Il aime qu’on le fasse rêver, mais c’est les pieds bien ancrés dans la réalité que Valentin Joly construit son avenir. Avoir avoir caressé une carrière d’enseignant dans le sport, le natif de Brainville, près de Jarny, a bifurqué vers des études d’orthophoniste à Nancy. Un métier tourné vers les autres qu’il lui tarde d’exercer.
Valentin-Joly-(©-Mensuel-L'Estrade)

(©-Mensuel-L’Estrade)

Il aurait pu devenir prof de sport. Son Master d’enseignement en poche, c’est pourtant vers un autre univers qu’il s’est tourné : l’orthophonie. Le grand écart. Étudiant à Nancy, Valentin Joly n’a jamais véritablement coupé le cordon avec les activités physiques. L’enfant du Jarnisy a pratiqué le foot une dizaine d’années au sein du club de Conflans. D’abord au poste de défenseur, puis à l’attaque et au milieu. Il y a aussi ces virées à vélo qu’il effectuait en famille puis avec des amis, « avec les tentes sur le dos ». Chaque été, les coups de pédale reprenaient de plus belle, direction la campagne du Jarnisy, et même parfois plus loin, à raison de dizaine de kilomètres par jour. « On se rendait parfois jusqu’en Allemagne, en Belgique ou au Luxembourg », raconte ce jeune homme au tempérament timide. Depuis qu’il se concentre sur son futur métier, le natif de Brainville a mis le ballon rond entre parenthèses. Orthophoniste, c’était une de ses options après la Fac de sport, « la plus compliquée » dit-il. Mais une fois le concours passé, et réussi, l’intéressé ne regrette pas son choix. L’idée de pouvoir aider les autres alimente sa motivation. Et à ses yeux, cette perspective vaut bien des sacrifices.

H2G2 LE GUIDE DU VOYAGEUR GALACTIQUE de Douglas Adamas : « Décalé et surréaliste »
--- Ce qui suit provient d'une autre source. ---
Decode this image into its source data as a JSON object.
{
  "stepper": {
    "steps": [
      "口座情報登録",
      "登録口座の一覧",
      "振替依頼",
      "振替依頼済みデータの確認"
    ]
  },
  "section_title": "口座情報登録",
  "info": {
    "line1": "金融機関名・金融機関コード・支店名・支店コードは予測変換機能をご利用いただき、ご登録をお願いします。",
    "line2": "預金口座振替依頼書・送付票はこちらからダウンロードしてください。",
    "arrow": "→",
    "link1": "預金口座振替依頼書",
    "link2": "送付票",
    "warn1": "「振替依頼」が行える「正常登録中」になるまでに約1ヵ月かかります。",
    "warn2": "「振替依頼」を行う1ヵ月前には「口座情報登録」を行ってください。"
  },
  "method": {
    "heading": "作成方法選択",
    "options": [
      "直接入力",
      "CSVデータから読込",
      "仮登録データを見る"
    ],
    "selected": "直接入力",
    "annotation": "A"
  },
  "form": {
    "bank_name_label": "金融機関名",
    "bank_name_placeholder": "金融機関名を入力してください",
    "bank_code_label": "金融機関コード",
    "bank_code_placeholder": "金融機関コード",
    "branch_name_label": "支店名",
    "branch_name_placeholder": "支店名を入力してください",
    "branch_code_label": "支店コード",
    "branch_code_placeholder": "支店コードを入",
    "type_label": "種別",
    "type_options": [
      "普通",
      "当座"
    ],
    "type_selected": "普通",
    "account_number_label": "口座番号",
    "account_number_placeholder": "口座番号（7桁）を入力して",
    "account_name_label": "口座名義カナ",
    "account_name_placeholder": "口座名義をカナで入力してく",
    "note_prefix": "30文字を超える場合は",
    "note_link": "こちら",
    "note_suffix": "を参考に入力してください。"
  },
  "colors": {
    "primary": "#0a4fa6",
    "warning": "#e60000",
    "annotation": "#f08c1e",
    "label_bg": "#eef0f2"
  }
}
D’entrée, Valentin confesse ne pas être un grand lecteur. Du coup, le choix a été vite fait : ce sera H2G2, le guide du voyageur galactique. Pour son côté décalé et surréaliste. « Je suis attiré par l’univers de la science-fiction et du fantastique, en particulier au cinéma. » C’est d’ailleurs un film adapté de ce roman, sorti sur les écrans en 2005, qui a aiguisé son intérêt envers l’œuvre du Britannique Douglas Adams. On y découvre le héros, Arthur Dent, embarqué malgré lui dans un étrange et délirant voyage intersidéral. Car c’est bien de cela dont il s’agit ici, une histoire sans queue ni tête, servie par un humour british décapant. Pour amateurs du genre !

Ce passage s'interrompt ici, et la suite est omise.